I admit, I’m not the most sentimental of mothers. I’m not the mom who shed a tear as my first child entered kindergarten nor when my young adult graduated high school. As a mom of six kids, I’ve been through all these transitions knowing there’s still another child on the way up.
This year, my baby entered sixth grade. Yes, her five older siblings had transitioned smoothly from elementary school to middle school. But she’s the baby of the family. And, well, she’s been babied.
So I admit I was a little concerned.
Fortunately, I’ve become friends with quite a few middle school teachers over the years and they offer these tips for your child transitioning to middle school.
Is it right-left-right, or left-right-left? When you only have a few minutes between classes you won’t have time to fight with your lock. Keep the combination written somewhere safe and handy, perhaps your school agenda or even in your back pocket.
Many school districts have multiple elementary schools feeding into one middle school. This means your BFF since first grade may no longer be your BFF in middle school. A new school and new opportunities can feel overwhelming at first, and old friends might temporarily be pushed aside. If you don’t have classes scheduled with your old friend, plan time to get together on weekends or during after school activities.
Your mom can’t walk you in to class on the first day like she did in kindergarten, so attend school orientation days or ask to schedule a tour over the summer. Don’t depend on older siblings to guide you around either, they will be busy themselves getting to their new classrooms.
And two specific tips for parents:
Preteen boys, and a few girls, tend to think a heavy dose of cologne or fragrant deodorant is a good enough substitute for a daily shower (it's not). Remember that middle school is often the beginning of social awareness and the desire to fit in socially is intense. No one wants to be known as the stinky kid.
Parents of younger kids think nothing of calling up the other family to discuss a playground incident, but now is the time for children to learn to navigate social norms on their own. Middle schoolers are just beginning to learn to express themselves appropriately, so events can sometimes be exaggerated to make them more interesting or to downplay their own role in a situation. Unless the incident is an act of bullying or seems to be escalating, it’s usually best to let the kids work it out themselves.

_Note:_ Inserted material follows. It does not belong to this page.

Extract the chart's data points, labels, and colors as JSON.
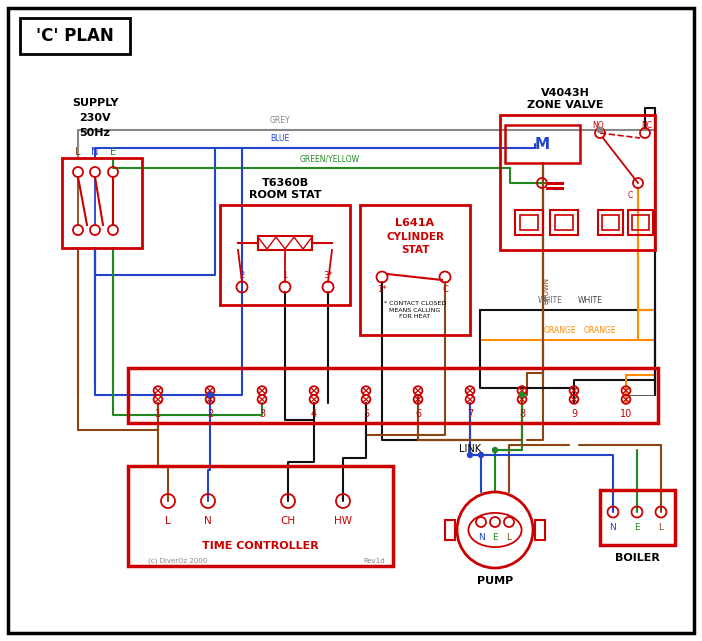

But please keep in touch with your child's teachers and make them aware of any issues in an effort to best equip them to teach your child. Let them know whether a phone call or email is the best way to reach you and whether it’s acceptable to call during your workday. Some schools offer text messaging or automated calls for upcoming event reminders. Be sure to sign up for any parent connect system your school uses to stay on top of grades and to prevent any unexpected report card meltdowns – both by student and parent.
It’s going to be okay! Your baby is growing up and becoming more independent. This is a time of big changes, but with love, guidance, and patience both you and your child will make it through middle school, and on to a new set of challenges in high school!